Aunque también ha sido condenado como miembro de la organización criminal, la Sala ha aplicado a Aldama la circunstancia atenuante muy cualificada de confesión..
Lo determinante es que, además, ninguna de las penas impuestas supera los dos años de prisión. Al ser su primera condena, el empresario podrá eludir su ingreso en prisión.
Esa relevante rebaja de la pena fue propuesta por la acusación popular que lideró el abogado del PP Alberto Durán y fue respaldada en su último informe durante el juicio por el fiscal jefe anticorrupción, Alejandro Luzón.
No obstante, la fiscal general, Teresa Peramato, no compartió el planteamiento de Luzón de modificar la petición final de penas y pedir para Aldama la aplicación muy cualificada de la atenuante de confesión.
El mensaje del Supremo
La decisión de la Sala, que respalda a Luzón y no a la fiscal general, envía un potente mensaje para los implicados en otros procesos penales actualmente en fase de instrucción _como los que afectan al expresidente Zapatero o a la ‘fontanera’ del PSOE Leire Díez_ al dejar claro que los tribunales premian la ayuda a los jueces de quienes confiesan sus propios delitos y dan datos sobre los de otros.
El Supremo no ha acogido todas las pretensiones condenatorias de las acusaciones pública y popular. Ha absuelto por algunos de los delitos de cohecho que se atribuían a los acusados.
En cambio, el Supremo ha tenido claro que los acusados constituyeron una organización criminal con ánimo de enriquecerse.
Ábalos y García favorecieron en todo lo que pudieron los negocios de Aldama a cambio de pagos mensuales de 10.000 euros y otras contraprestaciones como el abono del piso de lujo que el empresario alquiló para Jésica Rodríguez, en aquella época amante del ministro.
Lucro en pandemia
Entre esos negocios destacan dos contratos de mascarillas que Puertos del Estado y Adif (ambos, dependientes del Ministerio de Transportes) adjudicaron a la empresa indicada por Aldama, Soluciones de Gestión.
Ello ocurrió en marzo de 2020, con toda España confinada en sus casas por la pandemia del coronavirus y cientos de personas muriendo cada día.
Los contratos de Transportes, por un importe total de 36,5 millones, reportaron un beneficio a Aldama de 3,7 millones. Y facilitaron posteriores adjudicaciones de material anti-Covid a la misma empresa por el Gobierno canario de Ángel Víctor Torres y el Ejecutivo balear de Francina Armengol.

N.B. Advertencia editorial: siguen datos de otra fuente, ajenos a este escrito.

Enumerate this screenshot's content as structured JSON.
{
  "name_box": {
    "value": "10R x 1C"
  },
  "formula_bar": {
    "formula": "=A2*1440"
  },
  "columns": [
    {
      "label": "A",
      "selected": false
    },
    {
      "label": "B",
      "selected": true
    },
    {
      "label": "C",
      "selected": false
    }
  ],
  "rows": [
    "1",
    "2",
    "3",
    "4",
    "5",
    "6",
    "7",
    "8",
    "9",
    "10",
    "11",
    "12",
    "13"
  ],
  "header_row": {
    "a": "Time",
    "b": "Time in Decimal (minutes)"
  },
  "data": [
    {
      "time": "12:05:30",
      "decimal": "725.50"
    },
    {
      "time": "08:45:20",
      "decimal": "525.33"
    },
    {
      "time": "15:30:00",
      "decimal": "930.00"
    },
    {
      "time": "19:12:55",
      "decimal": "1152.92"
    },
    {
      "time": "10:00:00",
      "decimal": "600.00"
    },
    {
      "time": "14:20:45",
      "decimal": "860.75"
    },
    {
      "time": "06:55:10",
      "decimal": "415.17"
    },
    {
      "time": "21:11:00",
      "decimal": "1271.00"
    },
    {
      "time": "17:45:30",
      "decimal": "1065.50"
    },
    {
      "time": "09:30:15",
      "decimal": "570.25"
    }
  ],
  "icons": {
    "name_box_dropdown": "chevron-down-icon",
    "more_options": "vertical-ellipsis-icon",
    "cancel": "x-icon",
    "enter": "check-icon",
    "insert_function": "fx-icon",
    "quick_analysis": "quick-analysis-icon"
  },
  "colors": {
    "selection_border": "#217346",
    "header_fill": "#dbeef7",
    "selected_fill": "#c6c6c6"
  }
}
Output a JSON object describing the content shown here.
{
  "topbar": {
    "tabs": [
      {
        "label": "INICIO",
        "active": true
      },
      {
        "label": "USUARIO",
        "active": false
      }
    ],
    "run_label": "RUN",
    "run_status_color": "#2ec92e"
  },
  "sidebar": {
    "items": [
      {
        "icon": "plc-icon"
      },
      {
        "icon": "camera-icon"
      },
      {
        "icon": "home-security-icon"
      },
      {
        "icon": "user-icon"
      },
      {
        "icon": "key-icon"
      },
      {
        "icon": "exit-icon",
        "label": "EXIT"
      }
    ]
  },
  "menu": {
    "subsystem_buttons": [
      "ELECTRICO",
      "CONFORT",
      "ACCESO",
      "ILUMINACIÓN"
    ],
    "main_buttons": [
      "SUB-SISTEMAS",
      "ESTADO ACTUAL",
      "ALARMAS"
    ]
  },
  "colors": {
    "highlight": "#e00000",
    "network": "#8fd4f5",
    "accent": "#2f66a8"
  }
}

La Sala ha considerado acreditados delitos de tráfico de influencias por las contrataciones de Jésica Rodríguez y Claudia Montes en empresas públicas relacionadas con Transportes, además de la influencia desplegada para adjudicar a Soluciones de Gestión los contratos de mascarillas.
Y también la malversación de fondos públicos cometida por Ábalos y su asistente por el pago de una retribución total de 34.477 euros a Jésica Rodríguez por Ineco y Tragsatec sin haber trabajado ni un solo día, lo que arregló Koldo con el conocimiento del exministro.